# Goodies from Sam Tsui/Orchid Inn



## limuhead (Apr 5, 2013)

Got a box of flasks from Sam Tsui today, some of the nicest flasks I have seen in a while...







Nice green Maudiae with FCC parentage


----------



## Dido (Apr 5, 2013)

looks good, 
hope they grwo fast for you


----------



## limuhead (Apr 5, 2013)

venustum, another with FCC parent


----------



## limuhead (Apr 5, 2013)

and a superbiens curstii


----------



## limuhead (Apr 5, 2013)

I suppose these will work too; Miltoniopsis compots from Ivan Komoda. Hybrids, not clones and super healthy. The other 3 compots I got from him about 4 months ago are growing like weeds, a few in spike in 2" pots. If you like Miltoniopsis you can't get any better than this... One is Mps. Jean Inouye, an awesome yellow with pink overlay and the other is Shinichi Komoda, named after his father, which will throw whites to reds some having dark masks. He has more available PM me if you want info...


----------



## Justin (Apr 5, 2013)

nice buys!


----------



## NYEric (Apr 5, 2013)

Nice stuff. Don't go crazy over there with too many plants!


----------



## limuhead (Apr 5, 2013)

NYEric said:


> Nice stuff. Don't go crazy over there with too many plants!

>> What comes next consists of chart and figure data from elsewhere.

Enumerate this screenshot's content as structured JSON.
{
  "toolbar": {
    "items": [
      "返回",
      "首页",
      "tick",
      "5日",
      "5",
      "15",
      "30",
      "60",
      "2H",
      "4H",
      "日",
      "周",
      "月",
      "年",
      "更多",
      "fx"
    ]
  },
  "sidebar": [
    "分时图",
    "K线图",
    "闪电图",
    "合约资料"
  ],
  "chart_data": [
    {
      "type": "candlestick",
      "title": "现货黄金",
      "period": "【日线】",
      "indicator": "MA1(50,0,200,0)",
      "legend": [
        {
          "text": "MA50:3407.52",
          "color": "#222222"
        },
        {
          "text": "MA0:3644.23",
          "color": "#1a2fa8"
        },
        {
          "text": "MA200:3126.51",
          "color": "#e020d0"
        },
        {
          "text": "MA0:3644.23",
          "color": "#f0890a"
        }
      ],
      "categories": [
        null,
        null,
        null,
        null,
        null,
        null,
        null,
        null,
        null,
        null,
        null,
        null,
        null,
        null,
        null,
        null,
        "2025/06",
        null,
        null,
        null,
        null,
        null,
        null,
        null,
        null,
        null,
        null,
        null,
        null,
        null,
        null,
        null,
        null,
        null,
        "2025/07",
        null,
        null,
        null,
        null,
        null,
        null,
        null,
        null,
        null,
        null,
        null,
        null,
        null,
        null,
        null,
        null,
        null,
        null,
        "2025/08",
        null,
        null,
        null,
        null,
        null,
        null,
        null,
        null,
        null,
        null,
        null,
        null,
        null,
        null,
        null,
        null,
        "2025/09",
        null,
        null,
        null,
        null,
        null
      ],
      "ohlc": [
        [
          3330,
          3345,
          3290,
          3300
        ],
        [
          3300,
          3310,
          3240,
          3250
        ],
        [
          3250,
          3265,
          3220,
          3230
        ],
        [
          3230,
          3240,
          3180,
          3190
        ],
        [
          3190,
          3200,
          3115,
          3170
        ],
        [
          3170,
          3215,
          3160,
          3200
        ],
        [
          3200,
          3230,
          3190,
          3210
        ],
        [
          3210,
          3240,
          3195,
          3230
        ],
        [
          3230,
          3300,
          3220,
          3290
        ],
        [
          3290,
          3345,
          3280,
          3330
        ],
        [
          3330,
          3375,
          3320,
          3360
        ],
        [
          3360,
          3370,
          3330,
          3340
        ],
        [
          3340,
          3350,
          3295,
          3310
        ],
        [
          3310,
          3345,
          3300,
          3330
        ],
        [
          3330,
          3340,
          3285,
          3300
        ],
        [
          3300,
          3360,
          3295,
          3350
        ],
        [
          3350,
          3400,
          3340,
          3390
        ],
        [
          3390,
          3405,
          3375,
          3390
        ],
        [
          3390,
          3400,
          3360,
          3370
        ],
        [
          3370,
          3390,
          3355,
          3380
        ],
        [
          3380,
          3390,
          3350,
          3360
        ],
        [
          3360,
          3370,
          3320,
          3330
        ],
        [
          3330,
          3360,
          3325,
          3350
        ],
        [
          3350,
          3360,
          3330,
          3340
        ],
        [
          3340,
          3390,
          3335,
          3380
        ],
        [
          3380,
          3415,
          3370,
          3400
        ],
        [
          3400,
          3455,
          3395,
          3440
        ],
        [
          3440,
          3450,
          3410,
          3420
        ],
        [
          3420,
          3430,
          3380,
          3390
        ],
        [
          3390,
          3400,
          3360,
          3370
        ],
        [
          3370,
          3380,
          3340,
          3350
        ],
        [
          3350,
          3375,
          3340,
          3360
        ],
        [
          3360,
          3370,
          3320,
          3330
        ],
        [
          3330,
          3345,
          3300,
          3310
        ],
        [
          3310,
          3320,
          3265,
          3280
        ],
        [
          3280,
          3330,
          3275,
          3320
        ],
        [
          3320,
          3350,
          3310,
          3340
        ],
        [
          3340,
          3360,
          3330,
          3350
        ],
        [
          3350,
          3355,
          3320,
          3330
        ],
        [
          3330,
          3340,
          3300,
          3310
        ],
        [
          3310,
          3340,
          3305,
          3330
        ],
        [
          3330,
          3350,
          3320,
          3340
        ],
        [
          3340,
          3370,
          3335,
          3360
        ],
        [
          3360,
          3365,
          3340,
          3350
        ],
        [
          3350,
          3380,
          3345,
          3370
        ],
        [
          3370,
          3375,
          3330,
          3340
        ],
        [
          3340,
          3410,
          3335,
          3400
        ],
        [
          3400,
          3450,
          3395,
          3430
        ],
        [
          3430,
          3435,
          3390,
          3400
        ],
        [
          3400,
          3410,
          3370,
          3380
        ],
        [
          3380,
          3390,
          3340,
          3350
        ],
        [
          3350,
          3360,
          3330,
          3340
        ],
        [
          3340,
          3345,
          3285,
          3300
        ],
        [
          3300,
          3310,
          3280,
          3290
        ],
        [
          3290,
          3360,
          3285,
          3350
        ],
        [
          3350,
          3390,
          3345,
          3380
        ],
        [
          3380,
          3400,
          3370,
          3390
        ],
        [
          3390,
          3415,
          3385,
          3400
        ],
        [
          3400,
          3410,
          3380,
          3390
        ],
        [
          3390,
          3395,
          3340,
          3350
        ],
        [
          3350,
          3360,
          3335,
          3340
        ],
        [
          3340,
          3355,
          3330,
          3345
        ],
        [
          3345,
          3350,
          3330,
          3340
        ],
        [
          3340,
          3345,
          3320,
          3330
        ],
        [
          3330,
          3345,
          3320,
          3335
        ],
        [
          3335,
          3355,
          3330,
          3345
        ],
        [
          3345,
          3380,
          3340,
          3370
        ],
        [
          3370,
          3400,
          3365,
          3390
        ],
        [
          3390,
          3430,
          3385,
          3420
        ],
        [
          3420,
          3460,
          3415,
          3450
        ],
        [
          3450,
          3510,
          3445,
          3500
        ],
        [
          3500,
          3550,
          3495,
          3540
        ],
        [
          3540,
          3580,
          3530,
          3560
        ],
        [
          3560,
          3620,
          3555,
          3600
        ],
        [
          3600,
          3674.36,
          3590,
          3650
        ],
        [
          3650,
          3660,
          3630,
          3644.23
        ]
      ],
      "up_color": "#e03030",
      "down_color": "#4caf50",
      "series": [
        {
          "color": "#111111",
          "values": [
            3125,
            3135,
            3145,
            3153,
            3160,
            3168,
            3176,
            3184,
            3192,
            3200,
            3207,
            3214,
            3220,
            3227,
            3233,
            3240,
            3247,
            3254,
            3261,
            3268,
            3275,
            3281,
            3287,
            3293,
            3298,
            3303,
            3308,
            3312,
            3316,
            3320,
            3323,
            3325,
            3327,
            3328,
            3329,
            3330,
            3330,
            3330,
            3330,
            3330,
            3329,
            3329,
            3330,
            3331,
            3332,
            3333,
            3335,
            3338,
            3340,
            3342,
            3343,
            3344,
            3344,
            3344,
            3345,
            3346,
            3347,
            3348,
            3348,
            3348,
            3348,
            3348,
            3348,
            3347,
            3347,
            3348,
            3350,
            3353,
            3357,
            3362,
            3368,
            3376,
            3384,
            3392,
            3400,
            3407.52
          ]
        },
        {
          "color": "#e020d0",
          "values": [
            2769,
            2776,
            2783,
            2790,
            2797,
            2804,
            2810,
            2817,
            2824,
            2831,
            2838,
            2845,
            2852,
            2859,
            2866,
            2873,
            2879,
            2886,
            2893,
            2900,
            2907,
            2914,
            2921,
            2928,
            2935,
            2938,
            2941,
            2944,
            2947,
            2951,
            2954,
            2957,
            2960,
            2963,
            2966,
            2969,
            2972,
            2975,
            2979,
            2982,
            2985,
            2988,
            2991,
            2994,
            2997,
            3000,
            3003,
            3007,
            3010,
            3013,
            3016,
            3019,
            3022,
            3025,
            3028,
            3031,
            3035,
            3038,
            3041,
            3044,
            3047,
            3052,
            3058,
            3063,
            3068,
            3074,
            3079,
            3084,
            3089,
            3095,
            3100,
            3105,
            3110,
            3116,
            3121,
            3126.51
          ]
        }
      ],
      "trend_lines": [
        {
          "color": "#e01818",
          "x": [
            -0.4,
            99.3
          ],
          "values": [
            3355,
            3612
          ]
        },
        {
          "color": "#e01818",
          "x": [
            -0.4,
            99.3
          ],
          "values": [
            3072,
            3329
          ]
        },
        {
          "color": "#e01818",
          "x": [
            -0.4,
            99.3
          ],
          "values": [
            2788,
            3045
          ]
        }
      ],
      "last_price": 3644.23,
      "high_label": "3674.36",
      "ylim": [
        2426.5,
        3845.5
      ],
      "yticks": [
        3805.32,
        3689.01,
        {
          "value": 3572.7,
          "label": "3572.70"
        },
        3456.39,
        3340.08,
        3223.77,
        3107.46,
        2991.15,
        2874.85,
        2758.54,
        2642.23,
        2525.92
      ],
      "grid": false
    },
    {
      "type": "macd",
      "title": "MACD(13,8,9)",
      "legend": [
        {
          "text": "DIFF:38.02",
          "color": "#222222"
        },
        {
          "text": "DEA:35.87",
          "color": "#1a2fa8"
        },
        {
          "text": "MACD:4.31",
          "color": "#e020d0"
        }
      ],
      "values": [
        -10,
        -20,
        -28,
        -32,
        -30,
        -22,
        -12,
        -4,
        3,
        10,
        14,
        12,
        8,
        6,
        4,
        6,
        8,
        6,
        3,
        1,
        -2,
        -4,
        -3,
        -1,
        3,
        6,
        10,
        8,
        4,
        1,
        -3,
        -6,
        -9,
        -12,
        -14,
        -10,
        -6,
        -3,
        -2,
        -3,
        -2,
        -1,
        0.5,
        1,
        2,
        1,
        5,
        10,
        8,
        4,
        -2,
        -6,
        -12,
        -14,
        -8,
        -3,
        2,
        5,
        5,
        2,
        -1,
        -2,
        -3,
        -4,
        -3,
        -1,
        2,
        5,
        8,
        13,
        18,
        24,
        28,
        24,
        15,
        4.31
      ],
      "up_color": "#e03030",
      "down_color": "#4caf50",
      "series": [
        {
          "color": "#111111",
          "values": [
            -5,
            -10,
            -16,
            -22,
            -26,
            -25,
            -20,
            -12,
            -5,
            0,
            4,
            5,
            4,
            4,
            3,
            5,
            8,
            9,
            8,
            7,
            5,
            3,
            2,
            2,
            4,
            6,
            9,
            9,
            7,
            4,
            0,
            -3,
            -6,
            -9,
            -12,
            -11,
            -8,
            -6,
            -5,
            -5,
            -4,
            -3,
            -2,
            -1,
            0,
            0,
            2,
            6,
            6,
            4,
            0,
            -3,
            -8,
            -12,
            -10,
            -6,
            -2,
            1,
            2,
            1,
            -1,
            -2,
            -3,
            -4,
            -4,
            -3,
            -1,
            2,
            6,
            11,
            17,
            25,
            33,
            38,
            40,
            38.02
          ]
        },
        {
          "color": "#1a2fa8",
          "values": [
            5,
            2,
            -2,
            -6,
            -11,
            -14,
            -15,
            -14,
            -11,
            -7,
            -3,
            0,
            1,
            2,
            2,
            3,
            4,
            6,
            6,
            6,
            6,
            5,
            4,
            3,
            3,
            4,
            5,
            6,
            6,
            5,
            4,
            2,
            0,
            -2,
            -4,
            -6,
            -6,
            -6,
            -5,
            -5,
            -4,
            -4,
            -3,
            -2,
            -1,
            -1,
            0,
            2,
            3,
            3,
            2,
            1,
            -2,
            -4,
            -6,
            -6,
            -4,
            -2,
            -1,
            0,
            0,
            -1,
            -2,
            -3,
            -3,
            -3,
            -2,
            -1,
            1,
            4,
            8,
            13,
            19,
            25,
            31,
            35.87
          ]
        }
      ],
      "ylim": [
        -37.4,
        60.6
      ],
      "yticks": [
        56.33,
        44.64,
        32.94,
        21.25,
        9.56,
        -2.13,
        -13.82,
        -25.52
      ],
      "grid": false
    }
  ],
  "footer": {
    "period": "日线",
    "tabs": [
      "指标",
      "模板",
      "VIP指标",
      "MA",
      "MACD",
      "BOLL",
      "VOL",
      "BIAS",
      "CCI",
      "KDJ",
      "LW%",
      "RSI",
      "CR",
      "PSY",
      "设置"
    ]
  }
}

No such thing as too many plants. There is, however such a thing as not enough greenhouse


----------



## NYEric (Apr 5, 2013)

You don't have to tell me about that first part! If you look at the photos of my apartment in my Miscl. Stuff thread you'll see you're wrong about the latter statement!


----------



## Trithor (Apr 5, 2013)

Nice flasks! Hope they grow well for you


----------



## Paphman910 (Apr 5, 2013)

Those Miltoniopsis should be nice!


----------



## The Orchid Boy (Apr 5, 2013)

Nice! What are the parents of the flasks?


----------



## Dawn (Jun 8, 2013)

*New plants from Orchid Inn*

I just wanted to let people know that I received an order from Orchid Inn of 8 plants and I am very pleased with the health of the plants and Sam Tsui was graet to work with. Dawn


----------



## SlipperFan (Jun 9, 2013)

limuhead said:


> No such thing as too many plants. There is, however such a thing as not enough greenhouse


:rollhappy:

And if anyone has the conditions to grow these fast, it's Fred!


----------



## abax (Jun 9, 2013)

The Paph. flasks look wonderful. I'm excited for you and I look forward to
the day I can buy some nice plants from you. I hope you have time to keep
us posted on their progress.


----------